Serving From the Start

 In Board Profiles, Stories

Before she became Richmond’s City Manager, Shasa Curl played a pivotal part in the creation of Richmond Promise

Over the last seven years, Richmond Promise has provided resources and support to thousands of college students from Richmond. That work has benefited from the support of many community partners, but none have been more dedicated to the organization’s success than Richmond Promise’s Board of Directors. Over the next few months, we will introduce you to this passionate and dedicated group with a series of profiles that highlight their work and showcase their commitment to young people in Richmond.

Shasa Curl head shotAs Richmond’s City Manager, Shasa Curl spends a great deal of time and energy considering how decisions made now will shape the city’s long-term future.

Investing in Richmond’s youth has always been part of the plan.

Officially appointed City Manager by the Richmond City Council in 2022, Curl was one of the founding voices responsible for the creation of Richmond Promise and now serves as a Board member as she continues to champion the organization’s mission of creating a college graduating culture in Richmond. 

When the Richmond City Council voted in 2015 to use funds from the Environmental and Community and Investment Agreement (ECIA) to start the Richmond Promise, Curl served as staff for the task force charged with developing the program. She worked alongside members of the City Council and City Manager Bill Lindsay to develop the framework for the program and select its first Executive Director, Jessie Stewart.

Once Richmond Promise was up and running, Curl didn’t just hand over her duties. Instead, she has stayed involved as a member of the Board and continues to play an active role in an organization she believes can be a lasting force for good in Richmond.

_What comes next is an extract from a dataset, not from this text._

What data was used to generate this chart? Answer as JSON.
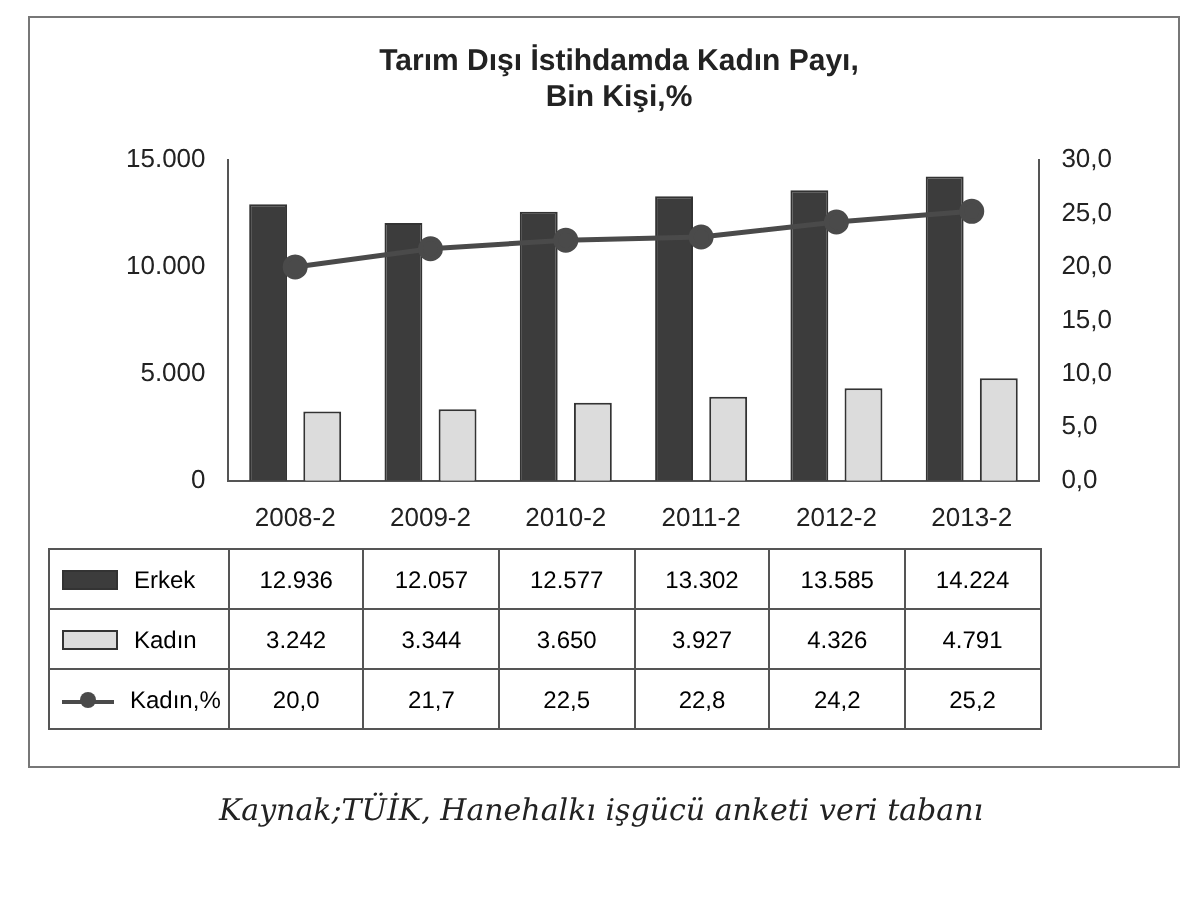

“I had a lot of opportunities very similar to what I think the Richmond Promise tries to provide but from different sources,” Curl said. “And I really do think that education can be transformational. It opens all sorts of doors for you. I still really believe in the power of higher education.”

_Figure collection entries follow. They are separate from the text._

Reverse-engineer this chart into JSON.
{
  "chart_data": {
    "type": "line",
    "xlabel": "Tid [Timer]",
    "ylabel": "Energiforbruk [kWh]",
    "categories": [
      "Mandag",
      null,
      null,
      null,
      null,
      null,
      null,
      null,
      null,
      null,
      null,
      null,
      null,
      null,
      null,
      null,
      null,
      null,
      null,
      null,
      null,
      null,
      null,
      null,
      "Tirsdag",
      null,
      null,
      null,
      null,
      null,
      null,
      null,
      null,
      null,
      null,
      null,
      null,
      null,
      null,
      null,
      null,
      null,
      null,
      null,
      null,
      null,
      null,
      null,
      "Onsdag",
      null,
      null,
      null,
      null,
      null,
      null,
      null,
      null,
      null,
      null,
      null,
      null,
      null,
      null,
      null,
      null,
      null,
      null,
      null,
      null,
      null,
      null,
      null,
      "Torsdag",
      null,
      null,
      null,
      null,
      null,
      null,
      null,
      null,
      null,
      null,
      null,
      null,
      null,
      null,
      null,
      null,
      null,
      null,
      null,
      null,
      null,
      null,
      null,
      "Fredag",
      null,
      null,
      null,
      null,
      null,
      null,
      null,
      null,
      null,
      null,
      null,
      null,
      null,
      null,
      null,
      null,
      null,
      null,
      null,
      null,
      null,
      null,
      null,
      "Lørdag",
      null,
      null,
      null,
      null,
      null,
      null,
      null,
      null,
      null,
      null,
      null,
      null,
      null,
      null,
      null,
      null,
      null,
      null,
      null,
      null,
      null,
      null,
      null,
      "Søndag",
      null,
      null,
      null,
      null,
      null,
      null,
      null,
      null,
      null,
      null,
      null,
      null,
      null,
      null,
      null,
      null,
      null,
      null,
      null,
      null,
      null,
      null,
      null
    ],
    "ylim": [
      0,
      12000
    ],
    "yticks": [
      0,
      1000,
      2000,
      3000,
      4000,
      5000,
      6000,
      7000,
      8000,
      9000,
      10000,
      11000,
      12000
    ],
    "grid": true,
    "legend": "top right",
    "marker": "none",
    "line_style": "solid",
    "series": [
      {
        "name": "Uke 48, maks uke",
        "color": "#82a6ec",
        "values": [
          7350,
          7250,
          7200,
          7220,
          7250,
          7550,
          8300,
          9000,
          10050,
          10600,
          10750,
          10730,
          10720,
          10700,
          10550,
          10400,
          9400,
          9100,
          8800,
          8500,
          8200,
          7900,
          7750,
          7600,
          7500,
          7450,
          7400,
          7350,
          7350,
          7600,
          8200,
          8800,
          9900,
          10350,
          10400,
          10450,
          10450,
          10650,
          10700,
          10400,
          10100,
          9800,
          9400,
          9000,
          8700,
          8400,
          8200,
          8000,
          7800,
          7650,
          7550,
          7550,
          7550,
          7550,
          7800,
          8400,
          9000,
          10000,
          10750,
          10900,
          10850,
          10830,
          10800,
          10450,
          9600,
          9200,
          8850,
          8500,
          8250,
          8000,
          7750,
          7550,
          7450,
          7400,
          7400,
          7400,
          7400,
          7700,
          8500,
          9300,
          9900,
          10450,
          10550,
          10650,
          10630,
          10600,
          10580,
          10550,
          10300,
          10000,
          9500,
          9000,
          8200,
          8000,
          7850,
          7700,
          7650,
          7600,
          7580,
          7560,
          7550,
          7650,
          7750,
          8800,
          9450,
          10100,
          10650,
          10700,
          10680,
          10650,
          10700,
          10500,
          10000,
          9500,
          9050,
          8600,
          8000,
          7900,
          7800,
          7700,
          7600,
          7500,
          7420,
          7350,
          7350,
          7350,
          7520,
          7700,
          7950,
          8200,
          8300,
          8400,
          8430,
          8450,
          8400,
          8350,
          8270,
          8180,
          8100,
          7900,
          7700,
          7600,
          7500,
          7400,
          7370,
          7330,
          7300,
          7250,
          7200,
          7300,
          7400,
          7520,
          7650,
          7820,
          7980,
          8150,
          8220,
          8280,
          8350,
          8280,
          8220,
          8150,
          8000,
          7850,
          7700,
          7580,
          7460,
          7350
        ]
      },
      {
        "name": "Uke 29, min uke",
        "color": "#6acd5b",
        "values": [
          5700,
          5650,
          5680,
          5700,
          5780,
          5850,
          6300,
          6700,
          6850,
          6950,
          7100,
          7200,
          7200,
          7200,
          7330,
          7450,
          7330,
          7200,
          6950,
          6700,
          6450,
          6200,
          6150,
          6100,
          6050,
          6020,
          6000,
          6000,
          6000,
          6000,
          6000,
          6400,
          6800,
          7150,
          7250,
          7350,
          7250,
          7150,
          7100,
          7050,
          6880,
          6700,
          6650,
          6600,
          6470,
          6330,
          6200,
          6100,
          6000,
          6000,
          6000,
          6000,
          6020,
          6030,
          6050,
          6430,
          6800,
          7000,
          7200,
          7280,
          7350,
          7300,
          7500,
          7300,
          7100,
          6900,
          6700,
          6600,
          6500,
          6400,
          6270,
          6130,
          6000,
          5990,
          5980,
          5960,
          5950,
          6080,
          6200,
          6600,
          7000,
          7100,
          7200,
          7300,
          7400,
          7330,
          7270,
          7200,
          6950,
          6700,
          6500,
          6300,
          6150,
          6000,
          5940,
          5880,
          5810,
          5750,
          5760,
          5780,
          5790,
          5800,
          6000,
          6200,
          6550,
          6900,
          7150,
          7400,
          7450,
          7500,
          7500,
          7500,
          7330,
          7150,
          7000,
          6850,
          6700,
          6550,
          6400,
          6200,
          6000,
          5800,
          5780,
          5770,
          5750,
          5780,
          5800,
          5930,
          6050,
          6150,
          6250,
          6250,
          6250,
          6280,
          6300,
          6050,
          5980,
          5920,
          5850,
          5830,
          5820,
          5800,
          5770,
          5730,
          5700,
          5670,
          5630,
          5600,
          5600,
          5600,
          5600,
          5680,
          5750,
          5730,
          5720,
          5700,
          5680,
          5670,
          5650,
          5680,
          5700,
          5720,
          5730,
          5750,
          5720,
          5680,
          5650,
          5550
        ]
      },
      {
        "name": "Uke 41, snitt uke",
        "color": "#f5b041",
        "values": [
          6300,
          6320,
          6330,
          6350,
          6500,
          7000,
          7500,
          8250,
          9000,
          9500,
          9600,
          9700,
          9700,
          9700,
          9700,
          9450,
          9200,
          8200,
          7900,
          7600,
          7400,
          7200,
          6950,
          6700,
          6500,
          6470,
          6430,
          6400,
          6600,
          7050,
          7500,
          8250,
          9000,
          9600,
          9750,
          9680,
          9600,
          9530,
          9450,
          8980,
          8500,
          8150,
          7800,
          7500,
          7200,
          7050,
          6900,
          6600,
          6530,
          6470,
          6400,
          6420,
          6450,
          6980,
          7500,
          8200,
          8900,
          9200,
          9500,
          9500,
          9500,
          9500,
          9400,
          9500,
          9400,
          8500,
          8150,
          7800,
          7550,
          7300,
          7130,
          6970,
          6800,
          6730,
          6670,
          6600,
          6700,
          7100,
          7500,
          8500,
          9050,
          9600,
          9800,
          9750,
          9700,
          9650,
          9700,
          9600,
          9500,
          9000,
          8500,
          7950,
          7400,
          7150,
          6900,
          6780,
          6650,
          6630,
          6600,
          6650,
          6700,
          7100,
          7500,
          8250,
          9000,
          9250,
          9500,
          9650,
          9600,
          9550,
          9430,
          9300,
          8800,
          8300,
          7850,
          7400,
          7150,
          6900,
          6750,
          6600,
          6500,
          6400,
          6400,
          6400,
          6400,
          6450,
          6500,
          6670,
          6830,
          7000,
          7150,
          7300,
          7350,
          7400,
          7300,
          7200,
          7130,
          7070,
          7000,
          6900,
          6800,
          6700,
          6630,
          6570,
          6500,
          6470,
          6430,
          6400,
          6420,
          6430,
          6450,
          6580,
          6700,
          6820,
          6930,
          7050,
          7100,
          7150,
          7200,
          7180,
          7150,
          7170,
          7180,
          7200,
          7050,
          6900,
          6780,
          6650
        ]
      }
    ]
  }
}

Curl’s own college journey serves as an example of how a bit of support can prove life-changing. When considering her own career path after finishing her undergraduate studies, she applied to the Urban Planning Program at UCLA with the understanding that if she received funding, she would go. She ultimately received a fellowship that allowed her to earn her Master’s degree.

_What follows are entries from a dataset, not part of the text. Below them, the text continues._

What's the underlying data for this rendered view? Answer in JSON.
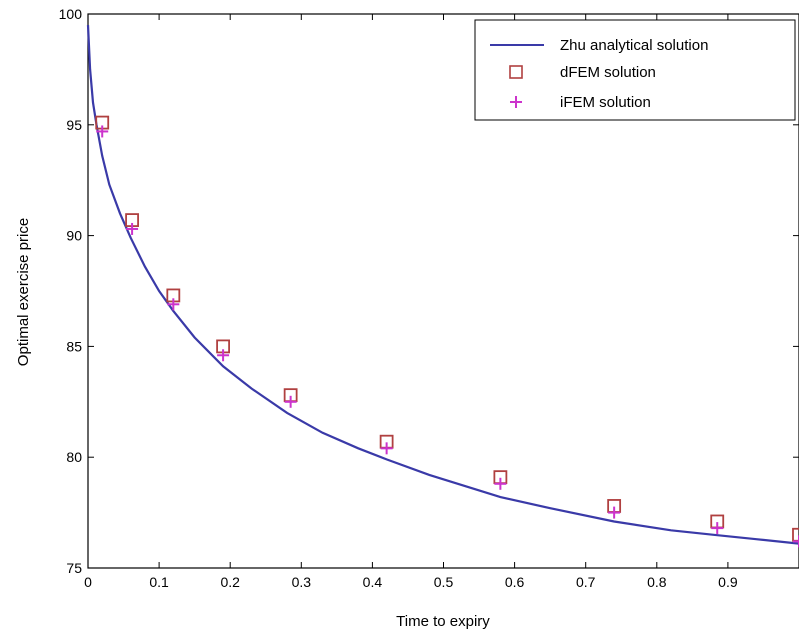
{
  "chart_data": {
    "type": "line",
    "title": "",
    "xlabel": "Time to expiry",
    "ylabel": "Optimal exercise price",
    "xlim": [
      0,
      1
    ],
    "ylim": [
      75,
      100
    ],
    "grid": false,
    "legend": "top-right",
    "x_ticks": [
      "0",
      "0.1",
      "0.2",
      "0.3",
      "0.4",
      "0.5",
      "0.6",
      "0.7",
      "0.8",
      "0.9"
    ],
    "y_ticks": [
      "75",
      "80",
      "85",
      "90",
      "95",
      "100"
    ],
    "series": [
      {
        "name": "Zhu analytical solution",
        "style": "line",
        "color": "#3a3aa8",
        "x": [
          0.0,
          0.003,
          0.007,
          0.012,
          0.02,
          0.03,
          0.045,
          0.06,
          0.08,
          0.1,
          0.12,
          0.15,
          0.19,
          0.23,
          0.28,
          0.33,
          0.38,
          0.42,
          0.48,
          0.54,
          0.58,
          0.65,
          0.74,
          0.82,
          0.88,
          0.94,
          1.0
        ],
        "y": [
          99.5,
          97.5,
          96.0,
          95.0,
          93.6,
          92.3,
          91.0,
          89.9,
          88.6,
          87.5,
          86.6,
          85.4,
          84.1,
          83.1,
          82.0,
          81.1,
          80.4,
          79.9,
          79.2,
          78.6,
          78.2,
          77.7,
          77.1,
          76.7,
          76.5,
          76.3,
          76.1
        ]
      },
      {
        "name": "dFEM solution",
        "style": "square",
        "color": "#b04040",
        "x": [
          0.02,
          0.062,
          0.12,
          0.19,
          0.285,
          0.42,
          0.58,
          0.74,
          0.885,
          1.0
        ],
        "y": [
          95.1,
          90.7,
          87.3,
          85.0,
          82.8,
          80.7,
          79.1,
          77.8,
          77.1,
          76.5
        ]
      },
      {
        "name": "iFEM solution",
        "style": "plus",
        "color": "#cc33cc",
        "x": [
          0.02,
          0.062,
          0.12,
          0.19,
          0.285,
          0.42,
          0.58,
          0.74,
          0.885,
          1.0
        ],
        "y": [
          94.7,
          90.3,
          86.9,
          84.6,
          82.5,
          80.4,
          78.8,
          77.5,
          76.8,
          76.2
        ]
      }
    ]
  }
}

Along the way, she gained an appreciation for the opportunities that college provided her. 

“I think there is something to be said for starting college and showing you can finish and that tenacity. There’s something to be said for cramming all night, writing a paper, and memorizing things that you really don’t want to memorize,” Curl said. “I feel like, at least for me, I made meaningful relationships during my internships, during undergrad and during graduate school. That created lifetime friendships with people that I’m still very much connected to today.”

Curl points to the over 3,200 students who have been awarded the Richmond Promise scholarship as a supporting data point for the program’s impact. While the COVID-19 pandemic has impacted college enrollment numbers across the country, those numbers are now rebounding, and with over 500 Richmond students applying to be part of the newest Promise cohort, scholarship award numbers are nearing pre-pandemic levels.

As the future of higher education continues to evolve, Curl’s focus remains on providing opportunities for Richmond’s youth.

It’s an investment she believes will keep providing benefits long into the future.

“It’s always really been a pleasure to serve on the Richmond Promise board,” Curl said. “I’m looking forward to thinking about and helping work as a board member to plan for the next 10 years of the Promise and what that looks like.”